Veröffentlicht am: 15 Januar 2025

Von: Hervé Lancelin

Kategorie: Kunstkritik

Lesezeit: 8 Minuten

In ihren monumentalen Gemälden erschafft Yuan Fang ein Universum, in dem sich Formen wie tanzende Trance-Tänzer verschlingen. Ihre abstrakten Kompositionen übersetzen zeitgenössische Ängste in eine visuelle Choreographie, die die Konventionen der modernen Malerei herausfordert.

Hört mir gut zu, ihr Snobs, es ist Zeit, über eine Künstlerin zu sprechen, die die Kunstwelt erschüttert wie ein Erdbeben an der San-Andreas-Verwerfung. Yuan Fang, geboren 1996 in Shenzhen, dieser chinesischen Metropole, die wie eine mutierte Pflanze in einem Science-Fiction-Film gen Himmel wächst, ist nicht die typische asiatische Künstlerin, die versucht, westlichen Sammlern zu gefallen, die nach Exotik hungern.

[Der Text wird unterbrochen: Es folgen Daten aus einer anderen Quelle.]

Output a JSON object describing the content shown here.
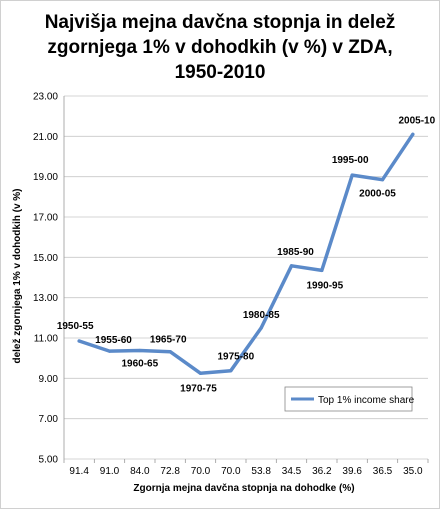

In ihrem Studio in Brooklyn, wo sie sechs Tage die Woche schafft wie eine trancehafte Schamanin, webt Fang ein abstraktes Geflecht, das Pollock im Grab tanzen und Lee Krasner aus dem Jenseits lächeln lässt. Ihre riesigen Leinwände explodieren vor geschwungenen Linien, die sich wie leidenschaftliche Liebende in einem endlosen Ballett miteinander verschlingen. Kein einziger gerader Strich weit und breit, meine Freunde. “Die Kurven ahmen den weiblichen Körper nach”, sagt sie uns mit einer entwaffnenden Offenheit. Aber täuscht euch nicht, es ist keine bloße Hommage an die Weiblichkeit, es ist eine Kriegserklärung gegen die Starrheit unserer Zeit, ein malerisches Manifest, das die Zwänge einer Welt ablehnt, die von rechten Winkeln und vorhersehbaren Bahnen besessen ist.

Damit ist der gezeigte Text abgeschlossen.